NEODOSE

INDICATIONS

Skeletal muscle relaxation/paralysis for neonates requiring rapid sequence intubation or nonemergent endotracheal intubation . Premedication is recommended in neonates for all non-emergent intubations if time permits. Premedication regimens for endotracheal intubation typically include a skeletal muscle relaxant in combination with an analgesic (an opioid) and/or sedative and a vagolytic agent (usually atropine). Use of a muscle relaxant without an analgesic agent is not recommended. Premedication has been shown to decrease the time to successful intubation and decrease the occurrence of adverse effects (ie, increased intracranial pressure, hypertension, decreased heart rate and oxygenation) in neonates. Use of succinylcholine has resulted in fewer intubation attempts and more successful intubations compared with no succinylcholine in clinical studies in neonates.

FDA APPROVED INDICATION

Adjunct to general anesthesia, to facilitate tracheal intubation, and to provide skeletal muscle relaxation during surgery or mechanical ventilation.

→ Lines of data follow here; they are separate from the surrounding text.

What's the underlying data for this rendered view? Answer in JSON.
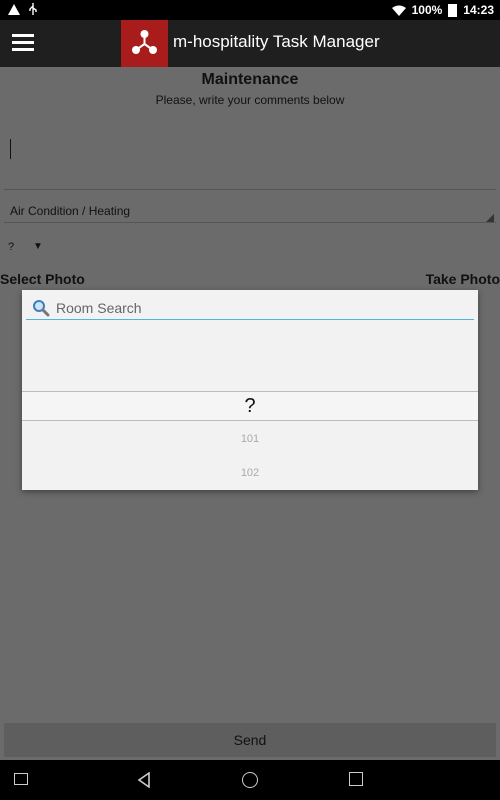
{
  "status_bar": {
    "battery_percent": "100%",
    "time": "14:23"
  },
  "app_bar": {
    "title": "m-hospitality Task Manager"
  },
  "form": {
    "heading": "Maintenance",
    "subheading": "Please, write your comments below",
    "comment_value": "",
    "category_value": "Air Condition / Heating",
    "room_value": "?",
    "select_photo_label": "Select Photo",
    "take_photo_label": "Take Photo",
    "send_label": "Send"
  },
  "room_dialog": {
    "search_placeholder": "Room Search",
    "selected_value": "?",
    "items": [
      "101",
      "102"
    ]
  }
}
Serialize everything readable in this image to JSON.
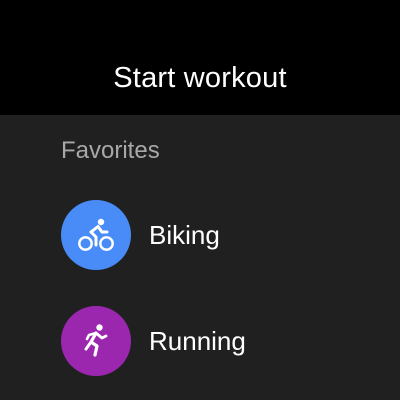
{
  "header": {
    "title": "Start workout"
  },
  "favorites": {
    "label": "Favorites",
    "items": [
      {
        "label": "Biking",
        "icon": "biking-icon",
        "color": "#4a8cf7"
      },
      {
        "label": "Running",
        "icon": "running-icon",
        "color": "#9b27af"
      }
    ]
  },
  "colors": {
    "header_bg": "#000000",
    "screen_bg": "#202020",
    "section_label": "#a8a8a8"
  }
}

CONTRAINDICATIONS/PRECAUTIONS

Contraindicated in the acute phase of injury after multiple trauma, major burns, extensive denervation of skeletal muscle, or upper motor neuron injury; may result in severe hyperkalemia, and possible onset of cardiac arrest. Also contraindicated in patients with a personal or family history of malignant hyperthermia and in patients with skeletal muscle myopathies. Serious anaphylactic reactions, including fatal cases, have been reported. Bradycardia and possible asystole may occur; higher risk with second dose; incidence and severity increased in pediatric patients compared with adults; premedication regimen that includes atropine may protect against bradyarrhythmias induced by succinylcholine. Hyperkalemia may occur. Serious cardiac arrhythmias or cardiac arrest due to hyperkalemia may occur in patients with massive digitalis toxicity or patients with electrolyte abnormalities. Increased risk of severe hyperkalemia in patients with subarachnoid hemorrhage or chronic abdominal infection, or conditions causing degeneration of central and peripheral nervous systems. Risk of prolonged neuromuscular blockade in patients with reduced plasma cholinesterase activity, such as those with genetic abnormalities of plasma cholinesterase (eg, heterozygous or homozygous for atypical plasma cholinesterase gene) or conditions associated with pregnancy, severe liver or kidney disease, malignant tumors, infections, burns, anemia, decompensated heart disease, peptic ulcer, or myxedema. Neuromuscular blockade may also be prolonged in patients with hypokalemia or hypocalcemia. Prolonged administration may result in a block resembling a nondepolarizing block (Phase II block). Risk of tachyphylaxis with repeated use. Malignant hyperthermia has been reported rarely in children who have received succinylcholine ; increased risk with coadministration of volatile anesthetics; monitoring recommended. Intracranial pressure increase (transient) may occur. Increased intraocular pressure has been reported in patients with narrow angle glaucoma or penetrating eye injury. Intragastric pressure increase may occur, resulting in regurgitation and possible aspiration of stomach contents. Initial muscle fasciculations may cause additional trauma in patients with fractures or muscle spasm . Muscle fasciculations have been rarely reported in children.

ADVERSE EFFECTS

Hypertension, hypotension, prolonged respiratory depression or apnea, jaw rigidity, postoperative muscle pain, excessive salivation, and rash have been reported.

ADMINISTRATION

May administer undiluted as an IV bolus or further dilute in compatible solution to a concentration of 1 to 2 mg/mL.

BLACK BOX WARNING

Acute rhabdomyolysis with hyperkalemia followed by ventricular dysrhythmias, cardiac arrest, and death have been rarely reported in seemingly healthy children (usually, but not exclusively, males, and most frequently 8 years of age or younger) who were subsequently found to have undiagnosed skeletal muscle myopathy (most frequently Duchenne’s muscular dystrophy) after administration of succinylcholine chloride. This syndrome often presents as peaked T-waves and sudden cardiac arrest within minutes after the administration of the drug. Treatment for hyperkalemia should be immediately instituted for infants or children who appear healthy but develop cardiac arrest, not felt to be due to inadequate ventilation, oxygenation, or anesthetic overdose after administration of succinylcholine chloride. Routine resuscitative measures are likely to be unsuccessful; extraordinary and prolonged resuscitative efforts may be required. If there are signs present for malignant hyperthermia, appropriate treatment should be instituted concurrently. It is recommended that succinylcholine chloride use in children be restricted to emergency intubation or instances where immediate securing of the airway is necessary.

MONITORING

Monitor oxygen saturation, heart rate, and blood pressure continuously. Closely monitor ECG for peaked T-waves, an early sign of potential cardiac arrest secondary to acute rhabdomyolysis with hyperkalemia. Monitor temperature and expired carbon dioxide continuously for early recognition of malignant hyperthermia.